"Mobile first" has been our industry mantra for years. But this device-centric thinking is increasingly outdated in a world where users seamlessly move between phones, tablets, laptops, watches, and voice interfaces.
What matters isn't whether someone is on mobile or desktop, but their context: Are they in a hurry? At work? Relaxing at home? These contexts drive needs and behaviors far more than screen size alone.
I propose a shift from "mobile first" to "context first" - designing for situations and mindsets rather than devices. This means identifying the key contexts for your product and optimizing for those, rather than simply adapting layouts to different screens.
For example, a banking app might identify these primary contexts: quick balance check (on-the-go, distracted), detailed financial planning (focused, goal-oriented), and emergency support (stressed, urgent). Each context has different requirements for information density, interaction complexity, and feature priority.
Good contextual design anticipates transitions between contexts. How does the experience adapt when a user starts a task on their phone while commuting, then continues later on their laptop? These hand-offs are often where experiences break down.
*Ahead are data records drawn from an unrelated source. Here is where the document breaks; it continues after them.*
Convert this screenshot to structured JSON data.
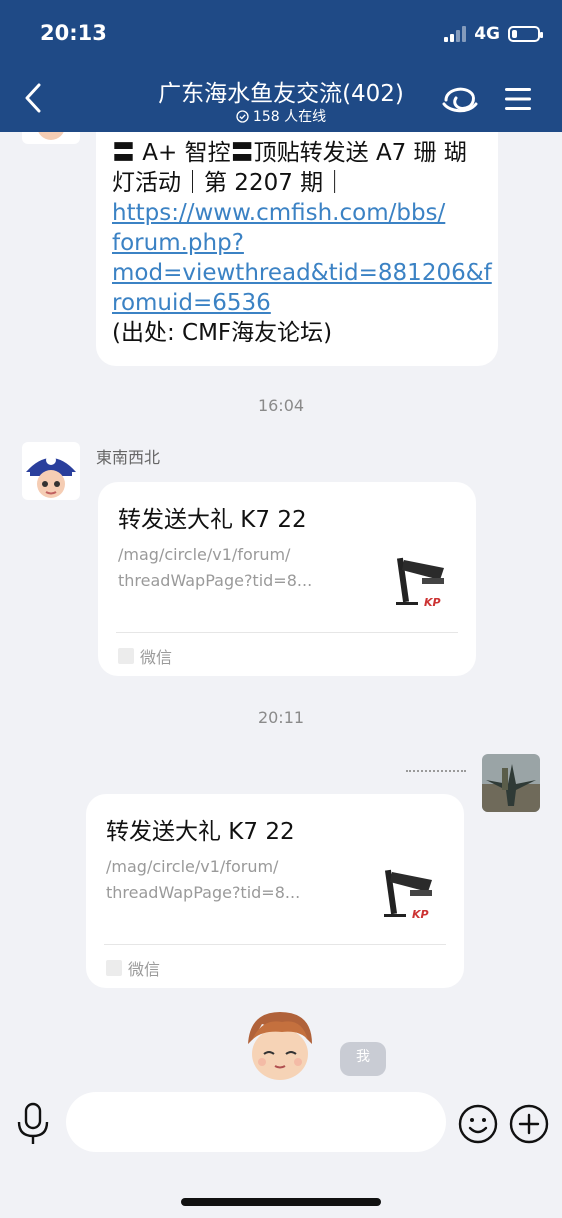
{
  "status_bar": {
    "time": "20:13",
    "network": "4G"
  },
  "header": {
    "title": "广东海水鱼友交流(402)",
    "online": "158 人在线"
  },
  "messages": {
    "first": {
      "line1": "〓 A+ 智控〓顶贴转发送 A7 珊 瑚",
      "line2": "灯活动｜第 2207 期｜",
      "link_lines": [
        "https://www.cmfish.com/bbs/",
        "forum.php?",
        "mod=viewthread&tid=881206&f",
        "romuid=6536"
      ],
      "source": "(出处: CMF海友论坛)"
    },
    "time_1": "16:04",
    "second": {
      "sender": "東南西北",
      "title": "转发送大礼 K7 22",
      "desc_line1": "/mag/circle/v1/forum/",
      "desc_line2": "threadWapPage?tid=8...",
      "source": "微信",
      "thumb_brand": "KP"
    },
    "time_2": "20:11",
    "third": {
      "title": "转发送大礼 K7 22",
      "desc_line1": "/mag/circle/v1/forum/",
      "desc_line2": "threadWapPage?tid=8...",
      "source": "微信",
      "thumb_brand": "KP"
    },
    "me_label": "我"
  },
  "colors": {
    "header_bg": "#1f4a86",
    "chat_bg": "#f1f2f6",
    "link": "#3b82c4"
  }
}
This approach requires deeper user research focused on environmental factors, concurrent activities, emotional states, and time constraints - not just device usage. Journey maps should highlight context shifts as key moments.
While responsive design remains technically important, it should serve a broader contextual strategy rather than being the strategy itself. The most sophisticated products today adapt not just to screen size, but to time of day, location, user history, and even detected activity.
The future belongs to designers who understand that devices are just windows into contexts.